An investigative reporter, T. R. Reid, who worked for the Washington Post, wrote an interesting new book "A FINE MESS: A Global Quest for a Simpler, Fairer, and More Efficient Tax System." This details just exactly how the billionaires evade paying their federal income taxes. Billionaires worldwide have the same goals - to become the wealthiest billionaire in the world without paying any income tax. They use offshore tax havens to hide their huge profits and just can't help themselves from bragging because they always talk about their growing wealth in the yearly Forbes 400 issue. The top billionaires are up to approximately $75 billion and still want more.

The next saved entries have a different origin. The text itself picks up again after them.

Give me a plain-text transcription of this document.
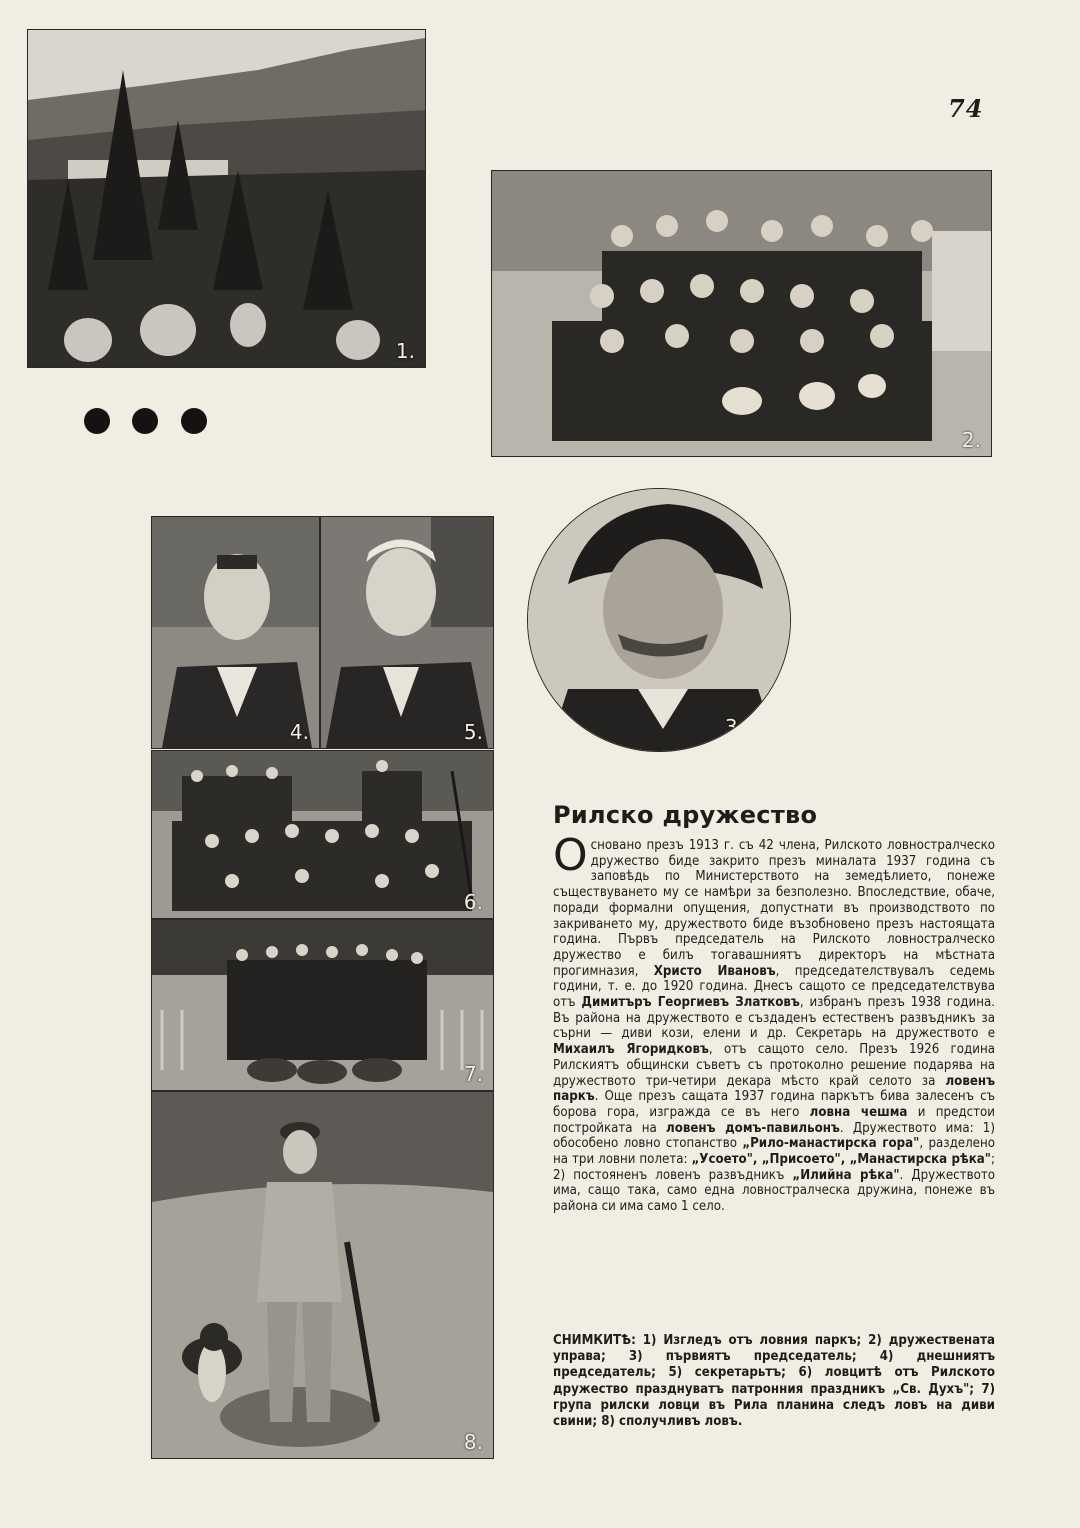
74
1.
2.
4.	5.	3.
6.
7.
8.
Рилско дружество

Основано презъ 1913 г. съ 42 члена, Рилското ловностралческо дружество биде закрито презъ миналата 1937 година съ заповѣдь по Министерството на земедѣлието, понеже съществуването му се намѣри за безполезно. Впоследствие, обаче, поради формални опущения, допустнати въ производството по закриването му, дружеството биде възобновено презъ настоящата година. Първъ председатель на Рилското ловностралческо дружество е билъ тогавашниятъ директоръ на мѣстната прогимназия, Христо Ивановъ, председателствувалъ седемь години, т. е. до 1920 година. Днесъ сащото се председателствува отъ Димитъръ Георгиевъ Златковъ, избранъ презъ 1938 година. Въ района на дружеството е създаденъ естественъ развъдникъ за сърни — диви кози, елени и др. Секретарь на дружеството е Михаилъ Ягоридковъ, отъ сащото село. Презъ 1926 година Рилскиятъ общински съветъ съ протоколно решение подарява на дружеството три-четири декара мѣсто край селото за ловенъ паркъ. Още презъ сащата 1937 година паркътъ бива залесенъ съ борова гора, изгражда се въ него ловна чешма и предстои постройката на ловенъ домъ-павильонъ. Дружеството има: 1) обособено ловно стопанство „Рило-манастирска гора", разделено на три ловни полета: „Усоето", „Присоето", „Манастирска рѣка"; 2) постояненъ ловенъ развъдникъ „Илийна рѣка". Дружеството има, сащо така, само една ловностралческа дружина, понеже въ района си има само 1 село.

СНИМКИТѢ: 1) Изгледъ отъ ловния паркъ; 2) дружествената управа; 3) първиятъ председатель; 4) днешниятъ председатель; 5) секретарьтъ; 6) ловцитѣ отъ Рилското дружество празднуватъ патронния праздникъ „Св. Духъ"; 7) група рилски ловци въ Рила планина следъ ловъ на диви свини; 8) сполучливъ ловъ.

There was a John Doe that contacted a German reporter. In Chapter 10 of this book titled "The Panama Papers: Sunny Places for Shady Money," John Doe released the information from the Mossack Fonseca law firm in Panama to the German reporter, who found that the information was accurate and the story so big that he worked with 80 countries and they all released the story on the same day.

This is an excerpt from the book on page 198: "A Washington, D.C., organization called the International Consortium of Investigative Journalists put together an ad hoc team of some 400 reporters and editors from 100 media outlets in 80 countries; the group included the BBC and the Guardian newspaper in Britain, the French daily Le Monde, and the McClatchy chain in the United States, the owners of newspapers like the Charlotte Observer, the Kansas City Star, and the Miami Herald." "Consequently, when the Panama Papers were finally made public, in the first week of April 2016, the story was a bombshell around the world."

You can look the Panama Papers up on your own computer and come up with the same information. It would be nice if we could get our elected legislators to come to a public town hall meeting where one can ask questions and get answers. One of the biggest issues we're having here in the state among Republicans is how we're going to fund the roads that are deteriorating faster than the money comes in to pay for them.

Hopefully, we find out some answers next year when Governor Scott Walker has to run for reelection. The Democrats are going to have a number of candidates. I hope they have some good answers to big problems.